Ken Hutchinson, Starsky and Hutch
- 12-16-2013 12:39 AM #3
- 12-16-2013 08:22 AM #4
about 4 weeks after the roasting. But actually 2 weeks after the roasting, it will start to lose its integrity and after 4 weeks, it should not be used but if you store them properly, you can prolong the life of the coffee to about 4 months.
- 12-17-2013 07:39 AM #5
- 12-17-2013 07:41 AM #6
namballe: I'm guessing the op is stating its tough to tell when beans have gone bad, as they aren't a commodity like milk that smells sour when bad.
- 12-18-2013 09:55 PM #7
If you are selling coffee beans, one thing to know well is how to determine that the beans you sell is bad. Otherwise, your business is losing if you are selling bad beans. Cheap beans can be one of the signs that the beans are not good. There is a possibility that the source is using poor quality beans that allows higher percentage of moldy beans to be mixed. Some are mixing beans from multiple areas which made it very cheap one also. It is very important to get source from a single estate. Again beans that are molding are not good.
Roasting is also important to determine that the coffee beans is good because it is a decision based on how it last longer and the production is mass scale. Over roasted beans are not a good beans and the appearance are somewhat oily.
- 12-19-2013 06:28 AM #8
Are you selling roasted prepackaged coffee? Whole beans or ground?
You need to know when the coffee was roasted and see how it was packaged in order to estimate the shelf life.

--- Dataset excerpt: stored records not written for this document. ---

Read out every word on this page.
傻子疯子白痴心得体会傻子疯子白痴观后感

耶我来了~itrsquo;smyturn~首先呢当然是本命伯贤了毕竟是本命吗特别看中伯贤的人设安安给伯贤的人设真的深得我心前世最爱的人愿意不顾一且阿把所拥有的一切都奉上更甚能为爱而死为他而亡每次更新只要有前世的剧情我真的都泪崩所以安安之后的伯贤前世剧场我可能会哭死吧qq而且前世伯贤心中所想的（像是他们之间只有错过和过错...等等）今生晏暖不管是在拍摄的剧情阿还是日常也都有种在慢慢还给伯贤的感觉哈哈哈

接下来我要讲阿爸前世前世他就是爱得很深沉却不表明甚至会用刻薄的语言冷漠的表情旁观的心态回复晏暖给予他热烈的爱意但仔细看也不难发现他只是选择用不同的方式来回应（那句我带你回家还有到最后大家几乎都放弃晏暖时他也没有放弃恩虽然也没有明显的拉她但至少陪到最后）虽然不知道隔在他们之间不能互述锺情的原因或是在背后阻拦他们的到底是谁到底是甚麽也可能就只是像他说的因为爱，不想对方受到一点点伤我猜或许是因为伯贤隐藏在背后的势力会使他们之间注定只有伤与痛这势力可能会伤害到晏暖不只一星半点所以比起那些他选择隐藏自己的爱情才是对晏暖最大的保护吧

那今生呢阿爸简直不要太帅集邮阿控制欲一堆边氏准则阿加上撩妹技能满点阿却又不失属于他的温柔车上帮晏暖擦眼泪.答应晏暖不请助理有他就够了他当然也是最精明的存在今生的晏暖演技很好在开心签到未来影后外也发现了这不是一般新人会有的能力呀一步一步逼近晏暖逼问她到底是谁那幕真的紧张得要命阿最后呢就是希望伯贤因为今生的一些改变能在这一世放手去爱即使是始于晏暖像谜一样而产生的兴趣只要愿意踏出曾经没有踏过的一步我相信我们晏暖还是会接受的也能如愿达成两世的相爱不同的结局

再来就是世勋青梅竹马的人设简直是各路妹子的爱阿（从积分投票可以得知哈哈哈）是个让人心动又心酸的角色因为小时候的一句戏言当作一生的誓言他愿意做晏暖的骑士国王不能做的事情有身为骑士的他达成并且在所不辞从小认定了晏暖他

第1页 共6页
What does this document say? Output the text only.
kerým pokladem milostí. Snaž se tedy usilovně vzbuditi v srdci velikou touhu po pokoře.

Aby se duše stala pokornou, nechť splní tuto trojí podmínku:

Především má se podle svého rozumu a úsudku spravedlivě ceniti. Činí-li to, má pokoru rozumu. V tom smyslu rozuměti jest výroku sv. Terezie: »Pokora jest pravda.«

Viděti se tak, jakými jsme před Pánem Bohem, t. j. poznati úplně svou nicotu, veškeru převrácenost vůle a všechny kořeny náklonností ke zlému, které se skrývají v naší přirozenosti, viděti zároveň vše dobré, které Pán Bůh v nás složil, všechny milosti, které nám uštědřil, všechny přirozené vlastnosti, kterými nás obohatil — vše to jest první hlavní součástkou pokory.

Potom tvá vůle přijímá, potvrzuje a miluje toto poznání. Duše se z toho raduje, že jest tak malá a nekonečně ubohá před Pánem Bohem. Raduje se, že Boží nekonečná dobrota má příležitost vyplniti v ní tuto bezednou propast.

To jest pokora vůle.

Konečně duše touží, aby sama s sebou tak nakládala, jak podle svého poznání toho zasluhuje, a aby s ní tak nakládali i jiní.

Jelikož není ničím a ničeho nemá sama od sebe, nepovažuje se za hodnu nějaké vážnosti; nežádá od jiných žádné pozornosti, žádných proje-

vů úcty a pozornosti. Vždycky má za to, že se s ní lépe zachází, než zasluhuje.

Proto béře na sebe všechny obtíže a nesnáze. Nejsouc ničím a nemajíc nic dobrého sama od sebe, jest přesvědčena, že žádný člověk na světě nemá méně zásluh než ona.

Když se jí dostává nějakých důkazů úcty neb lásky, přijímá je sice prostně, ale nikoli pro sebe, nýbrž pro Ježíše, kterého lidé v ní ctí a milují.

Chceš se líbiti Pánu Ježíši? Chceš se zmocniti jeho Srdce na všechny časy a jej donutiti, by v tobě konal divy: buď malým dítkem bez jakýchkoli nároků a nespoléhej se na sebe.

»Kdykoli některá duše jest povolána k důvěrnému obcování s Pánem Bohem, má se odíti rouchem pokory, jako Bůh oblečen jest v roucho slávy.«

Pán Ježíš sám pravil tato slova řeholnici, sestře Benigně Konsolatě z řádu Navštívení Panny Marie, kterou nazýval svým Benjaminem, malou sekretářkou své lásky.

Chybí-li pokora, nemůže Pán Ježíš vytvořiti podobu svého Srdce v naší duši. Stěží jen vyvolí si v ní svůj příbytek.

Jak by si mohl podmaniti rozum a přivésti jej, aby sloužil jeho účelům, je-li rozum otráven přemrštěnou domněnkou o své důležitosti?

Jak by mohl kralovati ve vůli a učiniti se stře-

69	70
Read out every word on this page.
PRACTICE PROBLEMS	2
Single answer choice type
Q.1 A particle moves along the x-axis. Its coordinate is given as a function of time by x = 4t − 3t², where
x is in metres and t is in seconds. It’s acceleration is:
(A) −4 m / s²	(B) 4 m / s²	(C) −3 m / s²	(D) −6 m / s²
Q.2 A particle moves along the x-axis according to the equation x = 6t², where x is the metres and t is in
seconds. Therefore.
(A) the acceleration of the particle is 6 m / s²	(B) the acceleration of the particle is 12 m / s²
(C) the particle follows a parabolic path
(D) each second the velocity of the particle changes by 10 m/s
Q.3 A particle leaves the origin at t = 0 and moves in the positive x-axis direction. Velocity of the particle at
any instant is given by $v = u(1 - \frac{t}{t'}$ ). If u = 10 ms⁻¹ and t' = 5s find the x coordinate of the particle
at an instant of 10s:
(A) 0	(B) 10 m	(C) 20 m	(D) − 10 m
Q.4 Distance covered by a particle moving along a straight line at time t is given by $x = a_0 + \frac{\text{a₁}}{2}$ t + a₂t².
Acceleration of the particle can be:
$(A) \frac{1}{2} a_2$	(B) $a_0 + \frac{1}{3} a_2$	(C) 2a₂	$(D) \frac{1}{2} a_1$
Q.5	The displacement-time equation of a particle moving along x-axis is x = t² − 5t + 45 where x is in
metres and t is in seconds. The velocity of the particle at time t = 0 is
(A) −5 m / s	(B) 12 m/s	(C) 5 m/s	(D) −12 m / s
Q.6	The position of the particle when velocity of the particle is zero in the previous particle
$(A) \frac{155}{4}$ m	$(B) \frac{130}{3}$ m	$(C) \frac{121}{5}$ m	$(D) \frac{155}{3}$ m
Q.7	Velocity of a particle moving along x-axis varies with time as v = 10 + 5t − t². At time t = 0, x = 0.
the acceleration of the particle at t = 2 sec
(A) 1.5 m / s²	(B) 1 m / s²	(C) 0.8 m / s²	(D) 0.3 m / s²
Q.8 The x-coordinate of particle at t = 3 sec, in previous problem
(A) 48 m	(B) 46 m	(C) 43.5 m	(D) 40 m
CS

It's obviously much easier to tell if your milk has gone bad by the smell and the taste. Coffee is quite different, and although you can essentially use the coffee when it gets old, the taste won't be the same.
I have a feeling you're looking for answers as to what the coffee beans look like when they're aged to the point where the taste is altered.
I've noticed that when I buy freshly roasted beans, there is a slight oil on some of the beans. As the days go by, the oil gets less and less, and the beans become dryer looking. I never have my coffee beans around for more than a couple of weeks. Maybe one of our members who are roasters could give you a better visual description of what to look for.
If you're selling roasted coffee beans, you need to know the roast date. If someone is trying to pass off their beans to you to re-sell, you're probably going to get a cheap price, but you're going to get old beans.
- 12-21-2013 09:14 AM #9
- 12-21-2013 06:03 PM #10
The best way to ensure good beans is to know the crop/harvest year, how they were transported and stored before you got them, and then most importantly would be to roast and cup a sample. There is no way to know if good-looking beans are going to taste good.